Here, the record does not establish that CPR’s protest was clearly meritorious. CPR’s protest is hinged upon its argument that the agency failed to conduct an adequate cost realism analysis of Infinity’s proposal, thereby allowing Infinity to “under-staff and under-bid” the work required. The record documents that the agency did perform a cost realism analysis of Infinity’s proposal, analyzing whether the firm’s offer was consistent with the offeror’s technical proposal. See Agency Report (AR), Tab 14, Proposal Analysis Report, at 10. The Air Force noted that Infinity introduced a unique [deleted to perform technical requirements; that [deleted] was intended to improve productivity and reduce idle time of critical personnel resources; and that [deleted] techniques included the use of [deleted]. Id. at 13. The agency also noted that, although Infinity initially did not adequately explain how the [deleted] approach would meet certain contract requirements, Infinity provided additional rationale for its approach and increased its FTEs (albeit minimally) during discussions, which the agency found was sufficient. Id. at 23. The agency recognized that Infinity’s price was $12.3 million lower than the IGE, and that the difference in price was “due largely to [Infinity’s] [deleted] proposed staffing that includes [Infinity’s] [deleted] approach.” Id. at 30. The agency concluded that Infinity’s proposed staffing approach was acceptable, notwithstanding its lower overall staffing. Id.

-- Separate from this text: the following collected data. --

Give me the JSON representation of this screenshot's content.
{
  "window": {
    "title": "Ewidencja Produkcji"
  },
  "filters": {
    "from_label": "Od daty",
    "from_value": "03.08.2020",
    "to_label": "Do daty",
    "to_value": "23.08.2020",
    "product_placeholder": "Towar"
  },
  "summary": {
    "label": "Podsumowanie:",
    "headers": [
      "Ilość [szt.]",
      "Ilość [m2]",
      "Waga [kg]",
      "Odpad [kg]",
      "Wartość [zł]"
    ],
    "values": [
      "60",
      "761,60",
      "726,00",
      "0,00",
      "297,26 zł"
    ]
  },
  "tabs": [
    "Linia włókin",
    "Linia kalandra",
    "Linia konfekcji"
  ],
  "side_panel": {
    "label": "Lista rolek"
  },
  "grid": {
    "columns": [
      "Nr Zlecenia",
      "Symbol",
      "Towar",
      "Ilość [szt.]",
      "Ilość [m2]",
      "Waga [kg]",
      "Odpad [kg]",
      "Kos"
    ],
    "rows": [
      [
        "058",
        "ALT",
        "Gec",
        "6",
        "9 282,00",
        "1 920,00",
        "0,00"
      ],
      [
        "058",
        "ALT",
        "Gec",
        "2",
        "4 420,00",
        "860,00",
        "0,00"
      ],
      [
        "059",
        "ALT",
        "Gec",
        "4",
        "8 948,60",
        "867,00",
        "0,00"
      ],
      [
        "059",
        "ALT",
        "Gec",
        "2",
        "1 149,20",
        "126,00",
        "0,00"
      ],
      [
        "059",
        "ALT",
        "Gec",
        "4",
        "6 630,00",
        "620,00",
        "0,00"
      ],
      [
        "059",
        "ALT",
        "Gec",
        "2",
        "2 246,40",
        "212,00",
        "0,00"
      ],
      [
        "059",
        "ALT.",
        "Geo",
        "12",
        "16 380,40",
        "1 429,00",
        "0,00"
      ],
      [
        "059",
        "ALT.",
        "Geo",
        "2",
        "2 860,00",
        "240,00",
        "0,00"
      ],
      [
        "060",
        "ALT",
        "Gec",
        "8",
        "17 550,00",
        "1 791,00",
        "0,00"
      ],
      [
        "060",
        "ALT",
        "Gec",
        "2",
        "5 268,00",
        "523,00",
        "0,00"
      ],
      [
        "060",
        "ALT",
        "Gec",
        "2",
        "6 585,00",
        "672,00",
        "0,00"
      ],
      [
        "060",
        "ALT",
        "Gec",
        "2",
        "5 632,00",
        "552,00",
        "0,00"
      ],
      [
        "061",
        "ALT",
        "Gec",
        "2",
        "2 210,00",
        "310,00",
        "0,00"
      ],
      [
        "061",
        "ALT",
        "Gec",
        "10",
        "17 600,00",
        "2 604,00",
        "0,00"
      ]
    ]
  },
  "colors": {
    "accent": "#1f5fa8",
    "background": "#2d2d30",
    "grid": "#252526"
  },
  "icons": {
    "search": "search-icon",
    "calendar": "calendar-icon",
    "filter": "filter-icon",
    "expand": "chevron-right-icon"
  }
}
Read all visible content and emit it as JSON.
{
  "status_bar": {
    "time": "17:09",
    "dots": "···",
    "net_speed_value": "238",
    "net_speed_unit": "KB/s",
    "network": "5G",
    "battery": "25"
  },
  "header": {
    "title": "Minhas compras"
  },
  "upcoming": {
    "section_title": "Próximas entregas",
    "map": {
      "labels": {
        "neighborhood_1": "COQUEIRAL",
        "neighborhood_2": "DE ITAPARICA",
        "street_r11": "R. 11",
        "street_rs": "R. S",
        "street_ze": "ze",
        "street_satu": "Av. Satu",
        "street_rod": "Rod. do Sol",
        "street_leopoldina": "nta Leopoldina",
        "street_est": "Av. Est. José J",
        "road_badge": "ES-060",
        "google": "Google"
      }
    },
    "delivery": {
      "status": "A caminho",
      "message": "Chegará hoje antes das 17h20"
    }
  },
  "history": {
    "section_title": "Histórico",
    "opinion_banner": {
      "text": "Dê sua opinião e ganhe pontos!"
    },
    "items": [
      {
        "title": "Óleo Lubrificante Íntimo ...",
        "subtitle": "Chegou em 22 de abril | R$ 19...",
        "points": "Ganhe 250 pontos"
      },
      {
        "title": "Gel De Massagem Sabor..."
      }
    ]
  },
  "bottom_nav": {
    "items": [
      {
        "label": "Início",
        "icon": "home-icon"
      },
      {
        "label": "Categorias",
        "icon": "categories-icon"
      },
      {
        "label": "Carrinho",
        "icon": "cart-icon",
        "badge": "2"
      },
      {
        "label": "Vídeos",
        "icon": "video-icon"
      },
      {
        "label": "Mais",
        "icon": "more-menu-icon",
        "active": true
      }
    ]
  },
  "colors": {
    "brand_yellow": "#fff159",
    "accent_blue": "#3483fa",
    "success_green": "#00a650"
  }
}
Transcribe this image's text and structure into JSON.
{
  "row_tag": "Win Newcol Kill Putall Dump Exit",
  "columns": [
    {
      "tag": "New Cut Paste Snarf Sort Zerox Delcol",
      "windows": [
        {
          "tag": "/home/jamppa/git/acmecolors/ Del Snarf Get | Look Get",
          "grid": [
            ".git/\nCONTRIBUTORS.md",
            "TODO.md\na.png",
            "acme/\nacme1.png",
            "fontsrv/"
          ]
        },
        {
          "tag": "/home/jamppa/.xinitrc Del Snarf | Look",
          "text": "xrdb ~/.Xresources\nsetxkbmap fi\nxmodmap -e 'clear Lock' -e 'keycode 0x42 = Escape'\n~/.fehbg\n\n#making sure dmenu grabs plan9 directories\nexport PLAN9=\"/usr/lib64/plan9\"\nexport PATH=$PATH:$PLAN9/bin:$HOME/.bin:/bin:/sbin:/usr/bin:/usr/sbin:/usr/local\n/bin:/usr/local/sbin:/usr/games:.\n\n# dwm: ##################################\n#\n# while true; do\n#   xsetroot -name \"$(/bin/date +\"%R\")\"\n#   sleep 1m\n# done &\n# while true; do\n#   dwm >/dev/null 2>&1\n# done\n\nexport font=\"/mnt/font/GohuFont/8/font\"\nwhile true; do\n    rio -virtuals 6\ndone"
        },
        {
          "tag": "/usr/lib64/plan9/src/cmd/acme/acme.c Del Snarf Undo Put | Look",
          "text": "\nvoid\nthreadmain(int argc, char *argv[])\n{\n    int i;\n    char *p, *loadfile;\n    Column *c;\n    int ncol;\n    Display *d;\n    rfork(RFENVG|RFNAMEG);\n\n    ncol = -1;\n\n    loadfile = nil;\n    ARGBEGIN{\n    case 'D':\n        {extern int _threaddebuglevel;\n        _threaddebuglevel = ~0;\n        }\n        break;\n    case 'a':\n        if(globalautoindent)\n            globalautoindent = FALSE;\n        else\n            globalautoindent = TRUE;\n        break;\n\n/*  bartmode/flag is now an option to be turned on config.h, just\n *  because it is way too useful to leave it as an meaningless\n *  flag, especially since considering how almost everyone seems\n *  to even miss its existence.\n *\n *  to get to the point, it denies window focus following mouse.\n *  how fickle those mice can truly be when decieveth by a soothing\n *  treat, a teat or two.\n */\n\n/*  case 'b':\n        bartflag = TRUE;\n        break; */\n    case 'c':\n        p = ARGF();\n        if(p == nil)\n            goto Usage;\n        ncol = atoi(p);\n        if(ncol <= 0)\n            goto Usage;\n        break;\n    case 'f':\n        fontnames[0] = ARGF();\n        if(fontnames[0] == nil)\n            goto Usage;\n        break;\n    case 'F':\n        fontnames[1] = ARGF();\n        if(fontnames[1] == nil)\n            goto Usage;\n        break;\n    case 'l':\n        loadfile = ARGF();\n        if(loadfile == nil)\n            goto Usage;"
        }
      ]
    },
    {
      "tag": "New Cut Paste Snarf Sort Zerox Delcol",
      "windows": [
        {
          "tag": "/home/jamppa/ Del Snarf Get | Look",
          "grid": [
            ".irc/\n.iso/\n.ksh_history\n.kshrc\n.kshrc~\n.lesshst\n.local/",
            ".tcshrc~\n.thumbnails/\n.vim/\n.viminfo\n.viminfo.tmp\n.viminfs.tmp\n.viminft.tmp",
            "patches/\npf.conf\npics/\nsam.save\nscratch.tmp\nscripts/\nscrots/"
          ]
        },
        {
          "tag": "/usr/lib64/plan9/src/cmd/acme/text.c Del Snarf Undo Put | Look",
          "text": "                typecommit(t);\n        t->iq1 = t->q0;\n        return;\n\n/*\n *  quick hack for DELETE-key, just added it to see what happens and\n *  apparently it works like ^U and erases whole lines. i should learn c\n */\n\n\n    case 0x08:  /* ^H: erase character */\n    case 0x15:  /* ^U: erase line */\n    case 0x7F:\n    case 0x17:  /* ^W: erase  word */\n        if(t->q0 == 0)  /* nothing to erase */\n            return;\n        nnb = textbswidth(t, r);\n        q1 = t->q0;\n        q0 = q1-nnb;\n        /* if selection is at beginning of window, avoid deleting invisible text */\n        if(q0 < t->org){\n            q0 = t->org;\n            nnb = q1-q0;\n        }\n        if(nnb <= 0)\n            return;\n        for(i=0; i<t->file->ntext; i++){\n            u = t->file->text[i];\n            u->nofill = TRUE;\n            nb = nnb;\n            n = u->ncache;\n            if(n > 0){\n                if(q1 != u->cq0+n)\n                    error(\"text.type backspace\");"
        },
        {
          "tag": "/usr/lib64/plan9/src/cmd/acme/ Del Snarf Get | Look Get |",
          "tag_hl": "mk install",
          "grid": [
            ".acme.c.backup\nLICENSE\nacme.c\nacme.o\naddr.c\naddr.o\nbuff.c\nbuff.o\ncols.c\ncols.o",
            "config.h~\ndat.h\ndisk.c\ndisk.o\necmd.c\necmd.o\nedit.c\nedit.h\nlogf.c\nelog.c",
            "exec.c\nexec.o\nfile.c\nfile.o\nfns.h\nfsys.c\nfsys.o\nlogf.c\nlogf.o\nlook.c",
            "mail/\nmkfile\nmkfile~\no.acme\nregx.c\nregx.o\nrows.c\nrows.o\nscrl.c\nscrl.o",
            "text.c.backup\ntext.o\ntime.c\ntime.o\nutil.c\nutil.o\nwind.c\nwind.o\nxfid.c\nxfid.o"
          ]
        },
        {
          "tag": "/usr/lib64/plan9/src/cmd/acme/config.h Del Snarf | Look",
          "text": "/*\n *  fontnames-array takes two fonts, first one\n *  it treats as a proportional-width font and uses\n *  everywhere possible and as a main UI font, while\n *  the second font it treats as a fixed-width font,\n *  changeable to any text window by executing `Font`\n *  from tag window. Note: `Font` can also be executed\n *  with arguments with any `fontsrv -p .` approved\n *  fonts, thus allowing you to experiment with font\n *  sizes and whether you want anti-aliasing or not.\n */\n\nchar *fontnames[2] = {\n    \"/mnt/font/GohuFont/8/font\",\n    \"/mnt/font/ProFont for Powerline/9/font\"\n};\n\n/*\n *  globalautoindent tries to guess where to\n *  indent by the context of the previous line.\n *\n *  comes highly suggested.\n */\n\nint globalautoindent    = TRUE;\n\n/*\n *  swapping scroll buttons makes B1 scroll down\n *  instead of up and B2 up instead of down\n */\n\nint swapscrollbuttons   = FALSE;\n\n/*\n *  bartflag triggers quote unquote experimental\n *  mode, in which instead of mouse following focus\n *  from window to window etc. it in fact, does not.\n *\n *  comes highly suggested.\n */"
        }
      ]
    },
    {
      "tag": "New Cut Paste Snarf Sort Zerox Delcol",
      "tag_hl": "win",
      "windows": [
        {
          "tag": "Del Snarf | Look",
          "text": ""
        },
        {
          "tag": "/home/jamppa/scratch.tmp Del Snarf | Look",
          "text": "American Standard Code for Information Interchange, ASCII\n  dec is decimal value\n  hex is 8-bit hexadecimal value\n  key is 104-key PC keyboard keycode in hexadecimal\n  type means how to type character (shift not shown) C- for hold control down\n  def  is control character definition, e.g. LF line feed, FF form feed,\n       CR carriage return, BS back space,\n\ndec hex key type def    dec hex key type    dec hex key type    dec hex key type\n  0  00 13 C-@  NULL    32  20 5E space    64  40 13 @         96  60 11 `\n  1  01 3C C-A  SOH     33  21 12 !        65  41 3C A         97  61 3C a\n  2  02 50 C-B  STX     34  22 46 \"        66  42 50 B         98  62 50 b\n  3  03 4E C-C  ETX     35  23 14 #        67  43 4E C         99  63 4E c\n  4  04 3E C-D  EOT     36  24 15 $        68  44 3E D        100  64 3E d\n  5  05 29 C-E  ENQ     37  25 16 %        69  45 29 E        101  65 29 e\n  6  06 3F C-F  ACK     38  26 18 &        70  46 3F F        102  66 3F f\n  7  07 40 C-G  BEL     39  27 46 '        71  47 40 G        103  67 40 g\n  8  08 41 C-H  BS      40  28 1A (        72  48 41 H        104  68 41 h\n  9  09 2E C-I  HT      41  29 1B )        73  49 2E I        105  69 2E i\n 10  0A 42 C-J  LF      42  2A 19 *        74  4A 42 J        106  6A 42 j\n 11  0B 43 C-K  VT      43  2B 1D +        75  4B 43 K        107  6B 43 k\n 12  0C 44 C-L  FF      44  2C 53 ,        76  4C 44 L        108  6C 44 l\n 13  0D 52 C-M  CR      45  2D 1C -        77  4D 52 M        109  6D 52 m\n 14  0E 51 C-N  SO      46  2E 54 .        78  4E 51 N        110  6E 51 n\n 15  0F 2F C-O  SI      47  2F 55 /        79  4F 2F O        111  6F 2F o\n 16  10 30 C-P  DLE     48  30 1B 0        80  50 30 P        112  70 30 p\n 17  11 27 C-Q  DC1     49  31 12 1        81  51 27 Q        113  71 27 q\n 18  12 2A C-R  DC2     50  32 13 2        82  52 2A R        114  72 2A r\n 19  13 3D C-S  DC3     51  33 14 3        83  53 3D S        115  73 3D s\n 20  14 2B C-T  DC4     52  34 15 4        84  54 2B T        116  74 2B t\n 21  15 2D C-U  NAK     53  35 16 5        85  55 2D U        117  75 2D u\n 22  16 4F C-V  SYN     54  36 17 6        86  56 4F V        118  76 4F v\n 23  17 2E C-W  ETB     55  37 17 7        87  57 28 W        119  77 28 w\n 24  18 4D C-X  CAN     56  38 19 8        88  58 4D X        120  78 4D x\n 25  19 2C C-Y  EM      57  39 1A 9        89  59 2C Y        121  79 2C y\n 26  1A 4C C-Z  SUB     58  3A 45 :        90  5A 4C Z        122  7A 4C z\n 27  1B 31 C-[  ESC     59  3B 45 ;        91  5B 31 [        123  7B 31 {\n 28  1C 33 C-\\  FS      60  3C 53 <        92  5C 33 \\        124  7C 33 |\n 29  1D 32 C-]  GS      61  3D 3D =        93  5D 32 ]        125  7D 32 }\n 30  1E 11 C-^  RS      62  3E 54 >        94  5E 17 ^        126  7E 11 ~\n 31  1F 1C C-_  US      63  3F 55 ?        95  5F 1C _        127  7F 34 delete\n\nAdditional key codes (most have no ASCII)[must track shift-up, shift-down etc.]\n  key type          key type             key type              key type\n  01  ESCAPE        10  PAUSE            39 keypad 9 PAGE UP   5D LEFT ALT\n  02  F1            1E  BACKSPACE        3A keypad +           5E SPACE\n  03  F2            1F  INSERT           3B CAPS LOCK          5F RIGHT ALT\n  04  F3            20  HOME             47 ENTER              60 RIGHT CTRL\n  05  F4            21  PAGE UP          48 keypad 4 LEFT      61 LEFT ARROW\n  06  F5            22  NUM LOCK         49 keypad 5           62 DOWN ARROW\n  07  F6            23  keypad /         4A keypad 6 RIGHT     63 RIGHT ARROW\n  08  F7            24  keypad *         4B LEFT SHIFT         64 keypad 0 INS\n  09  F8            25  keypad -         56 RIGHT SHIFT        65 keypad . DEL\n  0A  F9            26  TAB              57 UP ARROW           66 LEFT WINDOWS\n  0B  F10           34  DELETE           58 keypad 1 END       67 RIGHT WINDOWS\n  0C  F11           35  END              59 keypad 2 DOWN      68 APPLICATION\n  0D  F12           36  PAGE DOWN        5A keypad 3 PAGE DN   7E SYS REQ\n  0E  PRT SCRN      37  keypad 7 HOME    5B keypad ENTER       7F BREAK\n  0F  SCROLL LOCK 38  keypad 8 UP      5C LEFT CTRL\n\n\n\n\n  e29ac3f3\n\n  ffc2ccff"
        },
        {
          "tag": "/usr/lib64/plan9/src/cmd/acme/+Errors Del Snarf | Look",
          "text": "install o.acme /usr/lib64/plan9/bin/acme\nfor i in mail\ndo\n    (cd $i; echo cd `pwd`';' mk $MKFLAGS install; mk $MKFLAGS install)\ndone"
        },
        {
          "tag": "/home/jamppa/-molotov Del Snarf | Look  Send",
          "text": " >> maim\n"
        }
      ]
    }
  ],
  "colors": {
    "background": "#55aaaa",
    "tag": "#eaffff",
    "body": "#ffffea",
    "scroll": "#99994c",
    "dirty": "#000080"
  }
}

Although CPR vigorously challenged the agency’s cost realism evaluation, we are unable to say from our review of the record that the agency’s judgment regarding the realism of Infinity’s proposed costs and staffing was clearly erroneous. Stated another way, CPR’s protest presented close questions as to the merits of the agency’s cost and technical evaluation.[1]

The request that we recommend reimbursement of CPR’s protest costs is denied.

Lynn H. Gibson
General Counsel



[1] We also do not find that CPR’s contention that Infinity had an OCI was clearly meritorious.